Pauline Worrall e sua filha, Pauline, com Síndrome de Rett - Reprodução/Instagram @judypolly83
Pauline Worrall e sua filha, Pauline, com Síndrome de Rett Imagem: Reprodução/Instagram @judypolly83

Mirthyani Bezerra

Colaboração para Tilt

14/01/2020 15h19

Uma mulher que sofre de uma doença genética rara conseguiu dizer "eu te amo" para a mãe dela pela primeira vez na vida aos 36 anos graças a um computador que traduz os movimentos dos olhos dela em palavras.

A britânica Pauline Worrall foi diagnosticada aos dois anos de idade com uma doença rara conhecida como Síndrome de Rett, uma mutação genética que afeta principalmente o desenvolvimento do cérebro de crianças do sexo feminino.

As meninas parecem saudáveis nos primeiros seis meses de vida, mas começam a apresentar perda na coordenação motora e redução da capacidade de comunicação por meio da fala e de gestos.

A família economizou 9.000 libras esterlinas —o equivalente a aproximadamente R$ 48,3 mil— e adquiriu um computador que traduz os movimentos dos olhos de Pauline em fala. O equipamento é parecido que o que era usado pelo cientista britânico Stephen Hawking.

A primeira coisa que Judith ouviu da filha por meio do computador foi que Pauline a ama.

"As primeiras palavras delas para mim foram 'eu te amo' e foi maravilhoso. Agora nós fazemos piadas e conversamos e isso significa muito para nós duas", disse a mãe.

A tecnologia usada por Pauline pertence a Tobii Dynavox, empresa especializada em tecnologia assistiva para comunicação.

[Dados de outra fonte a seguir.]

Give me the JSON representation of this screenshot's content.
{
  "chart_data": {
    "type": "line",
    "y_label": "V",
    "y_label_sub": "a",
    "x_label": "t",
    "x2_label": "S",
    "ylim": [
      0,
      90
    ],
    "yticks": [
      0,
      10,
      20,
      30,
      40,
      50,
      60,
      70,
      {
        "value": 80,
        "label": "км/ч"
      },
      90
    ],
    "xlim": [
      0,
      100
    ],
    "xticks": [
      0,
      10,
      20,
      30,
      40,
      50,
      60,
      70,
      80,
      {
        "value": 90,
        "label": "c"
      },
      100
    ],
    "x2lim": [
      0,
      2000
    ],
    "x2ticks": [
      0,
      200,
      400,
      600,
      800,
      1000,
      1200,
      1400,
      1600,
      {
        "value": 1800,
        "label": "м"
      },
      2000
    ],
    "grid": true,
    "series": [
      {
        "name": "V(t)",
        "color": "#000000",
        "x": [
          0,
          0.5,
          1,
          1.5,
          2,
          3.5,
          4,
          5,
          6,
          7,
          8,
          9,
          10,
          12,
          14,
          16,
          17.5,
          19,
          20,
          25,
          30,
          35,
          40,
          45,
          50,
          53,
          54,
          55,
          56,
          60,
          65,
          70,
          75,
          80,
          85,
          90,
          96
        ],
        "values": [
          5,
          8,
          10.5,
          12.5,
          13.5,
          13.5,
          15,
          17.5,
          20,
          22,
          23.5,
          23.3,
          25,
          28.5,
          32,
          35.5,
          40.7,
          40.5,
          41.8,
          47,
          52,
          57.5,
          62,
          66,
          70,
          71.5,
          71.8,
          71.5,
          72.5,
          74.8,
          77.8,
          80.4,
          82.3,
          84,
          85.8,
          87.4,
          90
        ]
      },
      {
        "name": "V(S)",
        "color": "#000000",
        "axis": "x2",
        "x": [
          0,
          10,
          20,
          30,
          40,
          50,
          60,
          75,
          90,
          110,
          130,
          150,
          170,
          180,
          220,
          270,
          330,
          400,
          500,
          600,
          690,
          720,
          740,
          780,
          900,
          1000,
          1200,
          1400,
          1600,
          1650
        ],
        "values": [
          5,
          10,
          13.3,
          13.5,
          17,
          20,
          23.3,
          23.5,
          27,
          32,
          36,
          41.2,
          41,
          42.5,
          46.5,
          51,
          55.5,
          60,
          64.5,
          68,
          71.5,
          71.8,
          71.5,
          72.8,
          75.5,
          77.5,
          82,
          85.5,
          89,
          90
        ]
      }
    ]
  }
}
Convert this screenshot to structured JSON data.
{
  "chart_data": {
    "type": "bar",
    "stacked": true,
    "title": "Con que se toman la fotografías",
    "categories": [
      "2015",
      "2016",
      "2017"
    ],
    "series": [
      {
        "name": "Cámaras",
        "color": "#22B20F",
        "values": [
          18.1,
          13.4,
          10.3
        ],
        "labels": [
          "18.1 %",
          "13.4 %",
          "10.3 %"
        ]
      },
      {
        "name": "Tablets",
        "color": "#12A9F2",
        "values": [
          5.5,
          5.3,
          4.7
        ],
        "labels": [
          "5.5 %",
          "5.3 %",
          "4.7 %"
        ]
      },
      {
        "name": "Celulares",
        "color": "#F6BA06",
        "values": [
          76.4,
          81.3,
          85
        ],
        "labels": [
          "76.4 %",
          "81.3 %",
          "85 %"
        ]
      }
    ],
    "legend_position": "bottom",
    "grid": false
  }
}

Os olhos de Pauline refletem uma luz infravermelha produzida pelo aparelho, que consegue calcular a direção para onde ela está olhando na tela do computador, que é cheia de símbolos e frases. O aparelho transforma essa informação em fala, transmitida por meio de alto falantes.

O diagnóstico de Pauline veio quando ela tinha dois anos de idade. "Você pensa que teve um bebê saudável, mas de repente a criança começa a regredir. É um diagnóstico devastador. Ela não conseguia falar nem usar as mãos. Nós sentimos como se a gente tivesse caindo dentro de um penhasco", disse a mãe de Pauline, Judith Worrall, hoje com 64 anos, em entrevista ao Daily Mail.

Pauline nunca conseguiu se comunicar com a família, mas a mãe dela sempre desconfiou que a filha tivesse plena consciência do que estava acontecendo ao seu redor. "Eu sabia que ela percebia as coisas porque ela ria nas horas certas, eu sabia que ela estava ouvindo", contou à BBC.